The punning punch line -- "get out of this wet Ernest and into a dry martini" -- was meant to be a sneer at those who earnestly sought to make a Depression-and-war-besotted America realize that life was no laughing matter.

These, remember, were people who actually drank dry martinis. No wonder they had world wars and dreadful depressions. Since jokes were told constantly without regard for the sensitive feelings of earnest people, it's not surprising that vulgarians among them might have joked about dry martinis.

In some versions of the dry-martini story Robert Benchley is supposed to have said he had to "get out of these wet clothes" instead of "out of this wet Ernest" and into his dry martini.

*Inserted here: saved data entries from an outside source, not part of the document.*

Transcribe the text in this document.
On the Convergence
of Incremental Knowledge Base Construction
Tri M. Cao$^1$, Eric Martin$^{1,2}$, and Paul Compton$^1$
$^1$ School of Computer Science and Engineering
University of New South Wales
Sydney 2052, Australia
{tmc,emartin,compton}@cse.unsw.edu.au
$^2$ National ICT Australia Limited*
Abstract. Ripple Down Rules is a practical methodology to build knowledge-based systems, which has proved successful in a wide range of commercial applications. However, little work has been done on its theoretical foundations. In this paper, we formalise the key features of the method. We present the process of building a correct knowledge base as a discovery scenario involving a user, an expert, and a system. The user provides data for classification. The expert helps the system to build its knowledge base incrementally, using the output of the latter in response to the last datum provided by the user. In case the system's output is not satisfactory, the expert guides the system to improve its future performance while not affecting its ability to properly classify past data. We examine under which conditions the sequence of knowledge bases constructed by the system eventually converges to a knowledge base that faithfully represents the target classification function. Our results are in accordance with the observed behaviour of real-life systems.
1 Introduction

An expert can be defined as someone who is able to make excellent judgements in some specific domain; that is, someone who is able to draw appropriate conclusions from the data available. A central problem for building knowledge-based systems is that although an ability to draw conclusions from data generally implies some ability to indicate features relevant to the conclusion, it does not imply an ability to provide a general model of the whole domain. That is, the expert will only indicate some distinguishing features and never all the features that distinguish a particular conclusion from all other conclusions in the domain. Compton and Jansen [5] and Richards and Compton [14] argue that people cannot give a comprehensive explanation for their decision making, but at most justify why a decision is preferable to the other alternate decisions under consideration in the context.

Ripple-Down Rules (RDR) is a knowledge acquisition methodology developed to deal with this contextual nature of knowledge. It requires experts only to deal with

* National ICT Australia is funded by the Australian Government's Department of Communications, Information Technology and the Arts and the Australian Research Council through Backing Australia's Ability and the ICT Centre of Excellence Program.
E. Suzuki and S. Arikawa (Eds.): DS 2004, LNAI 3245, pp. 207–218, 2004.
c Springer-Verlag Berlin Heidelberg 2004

Who cares? No true citizen of the earnest age. That's why it is sad to find this Benchley nonsense surfacing in the New York Times, a very Everest of earnestness, which recently said the "wet-clothes" line may have been Alexander Woollcott's.

How remarkable that so many people should once have known -- and cared! -- who Robert Benchley and Alexander Woollcott were. The explanation is that they were considered funny and that funniness was thought to have a value.

If Benchley and his associates lacked earnestness, they did not lack interest in money. After many years of writing funny for small pay, Robert Benchley tried making some short funny films in Hollywood, proved to be good at it, and, having found where the money was, never came back to writing.

Among others in Hollywood about the same time were Scott Fitzgerald and William Faulkner. Both were famous drinkers. So were so many other writers of the time that medical treatises argued that prose composition led inexorably to the bottle.

Here in the age of earnestness that argument seems doubtful. Here in the age of earnestness, recoiling before the thought of a dry martini and lifting a white wine spritzer, we can be pretty sure that what leads to the bottle is not writing, but lack of earnestness.

Russell Baker is a syndicated columnist.